Rudy terbuka untuk berdiskusi melalui twitternya @HarahapInsight. Tulisan penulis dalam laman ini adalah pandangan pribadi dan tidak mewakili pandangan lembaga tempat bekerja atau lembaga lain.
Menarik Prof Rudy! Dalam kondisi seperti ini, sepertinya kita akan lebih dapat menilai siapa pemimpin, baik pemerintah, DPR/DPRD maupun politisi yang benar2 bergerak sigap dan cepat untuk kepentingan rakyat banyak khususnya rakyat yg sangat terdampak tanpa mementingkan diri atau golongannya. Bahkan kalau diminta dipotong gaji atau tunjangan untuk realokasi anggaran utk penanganan covid-19 ini juga bersedia dg segera, ikhlas dan lapang dada. Moga tidak ada pihak2 yang selalu berusaha mengambil keuntungan utk pribadi/golongan dlm proses penyaluran dananya termasuk aturan yg dibuat utk memonitor/mengawasi penyalurannya. Kalau masih ada, bisakah dikatakan bahwa mereka turut andil dlm peningkatan angka kematian karena wabah covid-19 ini?

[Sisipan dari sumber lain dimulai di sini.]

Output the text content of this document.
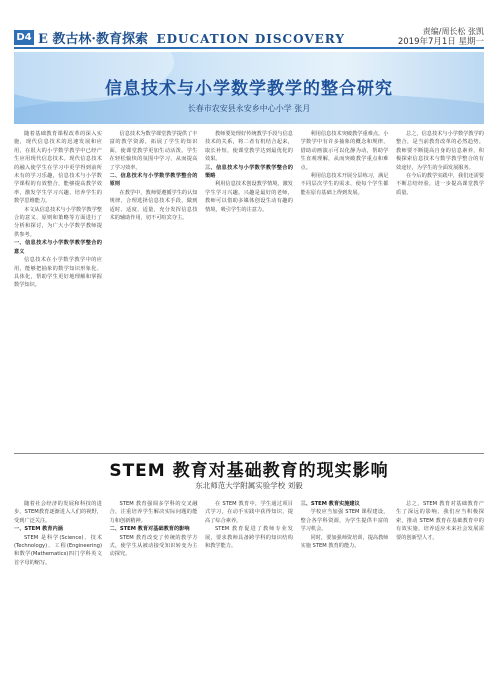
D4 E 教古林·教育探索 EDUCATION DISCOVERY
责编/周长松 张凯
2019年7月1日 星期一
信息技术与小学数学教学的整合研究
长春市农安县永安乡中心小学 张月

随着基础教育课程改革的深入实施，现代信息技术的迅速发展和应用，在很大的小学数学教学中已经产生应用现代信息技术。现代信息技术的融入使学生在学习中更学得到前所未有的学习乐趣，信息技术与小学数学课程的有效整合，能够提高教学效率，激发学生学习兴趣，培养学生的数学思维能力。

本文从信息技术与小学数学教学整合的意义、原则和策略等方面进行了分析和探讨，为广大小学数学教师提供参考。

一、信息技术与小学数学教学整合的意义

信息技术在小学数学教学中的应用，能够把抽象的数学知识形象化、具体化，帮助学生更好地理解和掌握数学知识。

信息技术为数学课堂教学提供了丰富的教学资源，拓展了学生的知识面，使课堂教学更加生动活泼。学生在轻松愉快的氛围中学习，从而提高了学习效率。

二、信息技术与小学数学教学整合的原则

在教学中，教师要遵循学生的认知规律，合理选择信息技术手段，做到适时、适度、适量，充分发挥信息技术的辅助作用，切不可喧宾夺主。

教师要处理好传统教学手段与信息技术的关系，将二者有机结合起来，取长补短，使课堂教学达到最优化的效果。

三、信息技术与小学数学教学整合的策略

利用信息技术创设教学情境，激发学生学习兴趣。兴趣是最好的老师，教师可以借助多媒体创设生动有趣的情境，吸引学生的注意力。

利用信息技术突破教学重难点。小学数学中有许多抽象的概念和规律，借助动画演示可以化静为动，帮助学生直观理解，从而突破教学重点和难点。

利用信息技术开展分层练习，满足不同层次学生的需求，使每个学生都能在原有基础上得到发展。

总之，信息技术与小学数学教学的整合，是当前教育改革的必然趋势。教师要不断提高自身的信息素养，积极探索信息技术与数学教学整合的有效途径，为学生的全面发展服务。

在今后的教学实践中，我们还需要不断总结经验，进一步提高课堂教学质量。

STEM 教育对基础教育的现实影响
东北师范大学附属实验学校 刘毅

随着社会经济的发展和科技的进步，STEM教育逐渐进入人们的视野，受到广泛关注。

一、STEM 教育内涵

STEM 是科学(Science)、技术(Technology)、工程(Engineering)和数学(Mathematics)四门学科英文首字母的缩写。

STEM 教育强调多学科的交叉融合，注重培养学生解决实际问题的能力和创新精神。

二、STEM 教育对基础教育的影响

STEM 教育改变了传统的教学方式，使学生从被动接受知识转变为主动探究。

在 STEM 教育中，学生通过项目式学习，在动手实践中获得知识，提高了综合素养。

STEM 教育促进了教师专业发展，要求教师具备跨学科的知识结构和教学能力。

三、STEM 教育实施建议

学校应当加强 STEM 课程建设，整合各学科资源，为学生提供丰富的学习机会。

同时，要加强师资培训，提高教师实施 STEM 教育的能力。

总之，STEM 教育对基础教育产生了深远的影响，我们应当积极探索，推动 STEM 教育在基础教育中的有效实施，培养适应未来社会发展需要的创新型人才。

Sepertinya sudah direspon Presiden, ya? https://nasional.tempo.co/read/1358870/simak-kinerja-kementerian-kementerian-yang-ditegur-keras-jokowi/full&view=ok
Lae Prof…
Kebangetan klo ada yg berani mengklaim sdh 100% dgn capaian spt sekarang. Jumlah positif yg relatif kecil jangan2 krn yg ditest juga masih sangat kecil. Peremehan thd covid 19 di awal2 kasus pertama terjadi dan sebelumnya jelas terjadi kok…
Saatnya sekarang bekerja bersama lebih serius. Anggap semua pihak sbg mitra bukan pesaing.
Sekarang semakin meningkat dengan semakin bertambahnya kemampuan pengetesan PCR.